• 12-31-2007
slippy
`cake' represents a 5-by-5 matrix. How would you do a row-wise addition on `cake'? I tried slicing `cake' and adding the slices, but things like state = cake[l1] + ... + cake[l5];
are illegal, and now I'm stuck.

Code:

```   1 0 0 0 0 }   0 1 0 0 0 }   1 0 0 0 0 } `cake'   0 0 0 1 0 }  +0 0 0 0 1 } -------------   2 1 0 1 1 `state'```
Code:

```void cycle(int balls) {   valarray<int> state(0, 5);  // State of the machine   valarray<int> cake(0, 25);  // A "cake" with five layers (slices)   state[0] = balls;   // FORTRAN-style indexing is used: elements are read top to bottom,   // and left to right.   slice_array<int> l1 = cake[slice(0, 5, 1)];   slice_array<int> l2 = cake[slice(5, 5, 1)];   slice_array<int> l3 = cake[slice(10, 5, 1)];   slice_array<int> l4 = cake[slice(15, 5, 1)];   slice_array<int> l5 = cake[slice(20, 5, 1)];   for(int i = 0; i < 5; i++) {     state[i] = cake[0+i] + cake[5+i] + cake[10+i] + cake[15+i] + cake[20+i];   } }```
Also, how would you make this function more compact?

Thanks!
• 12-31-2007
Codeplug
>> I tried slicing `cake' and adding the slices
I see where you created slices l1 through l5 - but not where you've tried to add them.

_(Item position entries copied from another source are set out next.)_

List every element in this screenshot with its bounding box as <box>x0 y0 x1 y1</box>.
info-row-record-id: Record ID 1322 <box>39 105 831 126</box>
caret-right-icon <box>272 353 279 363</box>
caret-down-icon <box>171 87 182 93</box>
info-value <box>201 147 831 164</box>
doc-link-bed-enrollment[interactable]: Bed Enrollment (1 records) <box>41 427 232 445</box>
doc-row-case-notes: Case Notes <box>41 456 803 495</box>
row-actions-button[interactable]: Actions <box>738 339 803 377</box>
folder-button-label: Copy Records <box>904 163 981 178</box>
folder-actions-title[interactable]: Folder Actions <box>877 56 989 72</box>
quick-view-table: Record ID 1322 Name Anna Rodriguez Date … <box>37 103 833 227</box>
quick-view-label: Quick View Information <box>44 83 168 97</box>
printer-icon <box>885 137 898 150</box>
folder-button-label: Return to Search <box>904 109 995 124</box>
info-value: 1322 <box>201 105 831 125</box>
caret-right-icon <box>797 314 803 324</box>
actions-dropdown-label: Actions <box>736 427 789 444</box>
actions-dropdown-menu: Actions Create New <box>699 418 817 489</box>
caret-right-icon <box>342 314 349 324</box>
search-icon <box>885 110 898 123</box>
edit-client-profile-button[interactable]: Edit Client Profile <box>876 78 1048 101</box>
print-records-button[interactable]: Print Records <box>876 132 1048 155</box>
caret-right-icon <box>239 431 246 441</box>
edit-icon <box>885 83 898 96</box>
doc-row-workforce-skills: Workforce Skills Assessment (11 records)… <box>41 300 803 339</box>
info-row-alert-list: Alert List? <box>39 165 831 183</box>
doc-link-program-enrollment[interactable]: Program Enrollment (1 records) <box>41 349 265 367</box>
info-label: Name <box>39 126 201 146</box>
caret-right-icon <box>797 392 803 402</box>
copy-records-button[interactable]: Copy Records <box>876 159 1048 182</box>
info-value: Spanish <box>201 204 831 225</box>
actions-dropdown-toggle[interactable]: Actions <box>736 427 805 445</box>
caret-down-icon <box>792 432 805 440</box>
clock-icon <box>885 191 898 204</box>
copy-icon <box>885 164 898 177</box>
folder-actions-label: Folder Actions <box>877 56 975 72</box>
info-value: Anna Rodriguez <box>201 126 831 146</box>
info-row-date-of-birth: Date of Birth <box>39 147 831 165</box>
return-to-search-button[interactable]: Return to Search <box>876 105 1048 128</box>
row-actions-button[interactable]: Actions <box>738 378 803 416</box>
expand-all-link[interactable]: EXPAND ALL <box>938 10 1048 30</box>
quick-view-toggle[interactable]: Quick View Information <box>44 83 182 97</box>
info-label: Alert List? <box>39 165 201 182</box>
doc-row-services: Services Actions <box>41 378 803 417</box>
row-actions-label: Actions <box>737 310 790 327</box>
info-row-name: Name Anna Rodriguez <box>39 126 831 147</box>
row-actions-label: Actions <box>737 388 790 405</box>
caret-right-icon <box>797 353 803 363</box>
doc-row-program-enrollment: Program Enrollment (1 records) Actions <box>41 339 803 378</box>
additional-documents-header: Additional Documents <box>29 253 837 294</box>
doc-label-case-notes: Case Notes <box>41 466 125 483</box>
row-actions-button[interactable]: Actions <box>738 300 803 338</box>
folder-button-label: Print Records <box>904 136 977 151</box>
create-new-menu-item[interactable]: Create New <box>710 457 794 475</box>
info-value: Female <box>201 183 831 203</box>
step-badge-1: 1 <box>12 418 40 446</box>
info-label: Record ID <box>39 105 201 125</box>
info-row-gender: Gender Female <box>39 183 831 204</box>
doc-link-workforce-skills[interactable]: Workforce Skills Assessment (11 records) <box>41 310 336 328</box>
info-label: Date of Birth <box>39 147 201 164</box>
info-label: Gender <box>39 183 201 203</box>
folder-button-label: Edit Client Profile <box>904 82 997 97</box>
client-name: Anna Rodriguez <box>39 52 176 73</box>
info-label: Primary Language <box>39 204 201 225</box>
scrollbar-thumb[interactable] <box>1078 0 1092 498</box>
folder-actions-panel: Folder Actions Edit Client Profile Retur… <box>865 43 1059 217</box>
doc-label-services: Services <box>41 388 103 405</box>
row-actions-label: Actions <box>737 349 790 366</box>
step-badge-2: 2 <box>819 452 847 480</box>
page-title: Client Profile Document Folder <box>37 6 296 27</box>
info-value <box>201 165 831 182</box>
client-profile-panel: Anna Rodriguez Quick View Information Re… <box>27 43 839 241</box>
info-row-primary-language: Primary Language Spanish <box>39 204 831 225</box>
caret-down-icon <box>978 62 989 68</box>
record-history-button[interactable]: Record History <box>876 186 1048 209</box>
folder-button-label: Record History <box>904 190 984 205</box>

Since slice_array<> doesn't have a nice sum() method, this would be my first attempt:
Code:

```for (int i = 0; i < 5; ++i)     state[i] = valarray<int>(cake[slice(i * 5, 5, 1)]).sum();```
gg
• 01-01-2008
slippy
Thanks, Codeplug. The function works now, but it's very sloppy, and the goal is efficiency (which is why numeric containers were used in the first place). Would inlining or recursion be reasonable here?

Code:

``` // 5**5 values void cycle(int balls) {   // Return the next cyclic arrangement of b   valarray<int> state(0, 5); // State of the machine   valarray<int> cake(0, balls*5); // A "cake" with five layers (slices)   for(int b = 0; b < balls; b++) cake[5*b] = 1;   // FORTRAN-style indexing is used: elements are read top to bottom,   // and left to right.   enum Odometer { L2 = 5, L3 = 25, L4 = 125, L5 = 625, LD = 3125};   for(;;) {     static int ct = 0;     ct++;     for(int k = 0; k < balls; k++){       state[k] = valarray<int>(cake[slice(k, 5, 5)]).sum();       cout << state[k] << " ";     }     cout << '\n';     cake[slice(0, 5, 1)] = valarray<int>(cake[slice(0, 5, 1)]).cshift(-1);     if(ct % L2 == 0)       cake[slice(5, 5, 1)] = valarray<int>(cake[slice(5, 5, 1)]).cshift(-1);     if(ct % L3 == 0)       cake[slice(10, 5, 1)] = valarray<int>(cake[slice(10, 5, 1)]).cshift(-1);     if(ct % L4 == 0)       cake[slice(15, 5, 1)] = valarray<int>(cake[slice(15, 5, 1)]).cshift(-1);     if(ct % L5 == 0)       cake[slice(20, 5, 1)] = valarray<int>(cake[slice(20, 5, 1)]).cshift(-1);     if(ct % LD == 0) break;   } }```
• 01-01-2008
King Mir
Don't use valarrays. They aren't implemented efficiently, because you have to cast all the intermediate types to valarray, which kills the efficiency is was intended to provide.